In an environment of deregulated, free market capitalism you can’t scream laissez-faire and implement constraining, draconian financial policies on the public, which is exactly what deregulated Australian Banks and other local Financial Institutions are doing!
Deregulated Australian Banks have become so spoilt, indolent, lazy and slothful they resort to parasitic fee structures and penalties to gain easy income and compensate for their lack of trading skills – it certainly beats working for a living!
It may be time for governments to rub the noses of the banks into their own incompetence, need we mention the cotton-candy, bank induced, FAILED credit economy or the success of REGULATED economies in Asia? Perhaps it’s time that banks again learnt to work for a living like the rest of us; for banks that is financial trading in a very competitive “laissez-faire” market.

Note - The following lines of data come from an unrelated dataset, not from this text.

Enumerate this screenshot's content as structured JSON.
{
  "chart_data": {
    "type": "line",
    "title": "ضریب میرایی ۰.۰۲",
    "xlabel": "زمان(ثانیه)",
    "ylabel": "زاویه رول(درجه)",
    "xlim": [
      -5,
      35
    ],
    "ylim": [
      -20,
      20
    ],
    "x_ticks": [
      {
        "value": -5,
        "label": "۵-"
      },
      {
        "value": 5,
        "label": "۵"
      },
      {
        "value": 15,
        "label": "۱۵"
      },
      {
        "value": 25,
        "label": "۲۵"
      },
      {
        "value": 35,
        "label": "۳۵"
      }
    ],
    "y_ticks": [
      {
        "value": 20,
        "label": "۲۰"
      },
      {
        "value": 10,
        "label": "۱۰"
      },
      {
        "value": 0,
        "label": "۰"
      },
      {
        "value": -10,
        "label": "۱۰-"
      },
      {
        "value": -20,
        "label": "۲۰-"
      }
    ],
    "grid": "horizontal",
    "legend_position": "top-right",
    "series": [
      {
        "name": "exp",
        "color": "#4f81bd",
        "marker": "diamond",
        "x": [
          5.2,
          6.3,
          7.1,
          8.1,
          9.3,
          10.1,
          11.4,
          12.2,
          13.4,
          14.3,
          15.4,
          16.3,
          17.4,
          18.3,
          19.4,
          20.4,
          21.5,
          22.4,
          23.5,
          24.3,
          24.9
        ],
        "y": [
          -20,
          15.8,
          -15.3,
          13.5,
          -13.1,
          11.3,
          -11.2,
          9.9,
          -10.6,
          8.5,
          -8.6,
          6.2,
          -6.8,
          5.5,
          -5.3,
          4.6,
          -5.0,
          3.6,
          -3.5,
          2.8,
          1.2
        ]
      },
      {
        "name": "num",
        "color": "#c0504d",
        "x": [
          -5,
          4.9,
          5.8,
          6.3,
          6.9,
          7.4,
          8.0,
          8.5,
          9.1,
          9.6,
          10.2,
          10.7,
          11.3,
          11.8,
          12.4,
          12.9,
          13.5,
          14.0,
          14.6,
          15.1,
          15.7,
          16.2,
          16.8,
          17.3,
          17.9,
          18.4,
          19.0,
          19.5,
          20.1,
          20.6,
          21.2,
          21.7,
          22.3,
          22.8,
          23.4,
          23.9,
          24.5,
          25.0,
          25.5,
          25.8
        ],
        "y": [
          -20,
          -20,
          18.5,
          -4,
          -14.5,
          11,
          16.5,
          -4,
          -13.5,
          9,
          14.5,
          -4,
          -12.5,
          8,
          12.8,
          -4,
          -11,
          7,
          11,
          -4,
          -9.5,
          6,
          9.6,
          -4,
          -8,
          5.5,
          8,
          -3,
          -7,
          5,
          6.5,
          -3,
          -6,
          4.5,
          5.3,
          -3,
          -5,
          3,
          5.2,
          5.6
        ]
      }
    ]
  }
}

It’s a hard life and no one, especially the parasitic banks, deserves an easy ride on the backs of Mr and Ms average Australian.
The outstanding successes of regulated economies seem to have been overlooked by our government leaders – I hesitate to use the term our ‘representatives’ for obvious reasons. Both the Queensland Treasurer and Prime Minister seem oblivious to the successes of Asian REGULATED (hint) economies, which may explain the inaction on regulatory policies?
The banks would certainly lift their game under threat of regulation! In other words perform and build on trading skill not parasitic penalty and fee structures or be forced to perform by regulatory pressures – a simple strategy that even Queensland politicians should understand!
But of course we know why our ‘highly competent brave and visionary’ politicians are paralysed with fear – they are inept dunces that have no idea how to GOVERN a nation! That is why they are placed in power by BIG FINANCE and other vested corporate interests. Why else do we cling so tenaciously to the FAILED economic model of laissez-faire capitalism? Neither major political party in Australia has any solutions, as both take orders from Big Business, isn’t that right Mr Allan ‘$100m’ Moss?
Faced with increasing inflationary pressures the government has been directed (ordered) to apply pressure on PUBLIC SECTOR fiscal policy when reality dictates/demands that pressure be applied to the PRIVATE SECTOR – you do not bandage your arm if the bleeding wound is on your leg, Kevin! Show some decisive leadership you bereft, no-talent, timid little turd!
Regulate and apply policies that distribute wealth throughout the entire economy/nation/community – it is economic suicide for nations to concentrate wealth in the fewest possible hands!
The people placed you in office as THEIR representative, Kevin. If your are unable to fulfil your obligation to the people and GOVERN effectively then bloody-well resign, you petty, little bureaucrat!
See also:
http://cleaves.zapto.org/news/story-899.html
by Christine Seib via rialator 2008-02-07 18:57:34
The chief executive of Germany's largest bank sent the country's stocks into retreat yesterday after predicting that troubles in monoline insurers could be a “tsunami” comparable to last year's sub-prime mortgage crisis.
Josef Ackermann, chief executive of Deutsche Bank, said that recent downgrades of the ratings of monolines, which provide bond insurance around the world, could have a knock-on effect similar to the collapse of America's high-risk mortgage market last year.
“It could be a tsunami-like event comparable to sub-prime,” Mr Ackermann said. His comments sent a chill through shareholders and the DAX index closed down 113.79 at 6,733.72
However, shares in Deutsche Bank closed higher after the bank reported better than expected figures for the fourth quarter of 2007. Pre-tax profits fell by 25percent to about €1.4billion (£1.04billion), beating consensus expectations, and the bank avoided booking any further writedowns on its sub-prime-related investments. The shares closed up almost 1 per cent at €74.97, as investors expressed relief that Deutsche Bank appeared to have escapted the credit meltdown relatively unscathed.
In the third quarter Deutsche Bank wrote down €2.2billion of assets hit by the US sub-prime mortgage market collapse.
Mr Ackermann said: “Those trading businesses in which we reported losses in the third quarter produced a positive result in the fourth quarter.”
Mr Ackermann, who turned 60 yesterday, said that fourth-quarter writedowns on leveraged finance business would be no more than $50million. However, he refused to rule out further losses. “Uncertainty remains as to how large the impact of the turbulence will be on global economic growth over the next few months and what writedowns will still be necessary on the books of the banks concerned,” he said. Mr Ackermann said that he expected the financial sector to stay unsettled for another six to nine months.
Deutsche Bank's corporate and investment banking business's pre-tax profit fall 43 per cent to €669 million in the fourth quarter. Pre-tax profits of the global transaction banking business rose 45 per cent to €222 million.
The bank reported a rise in loan loss provisions from €131million to €329million, mainly to reflect an expected shortfall from a single client.
Mr Ackermann reaffirmed a 2008 pre-tax profit target of €8.4 billion.
© 2008 Times Newspapers Ltd.
[The best advice Allan '$100m' Moss of the Macquarie Group has ever given the local investment community in Oz is via his personal actions; grab your money and run, NOW! Ed.]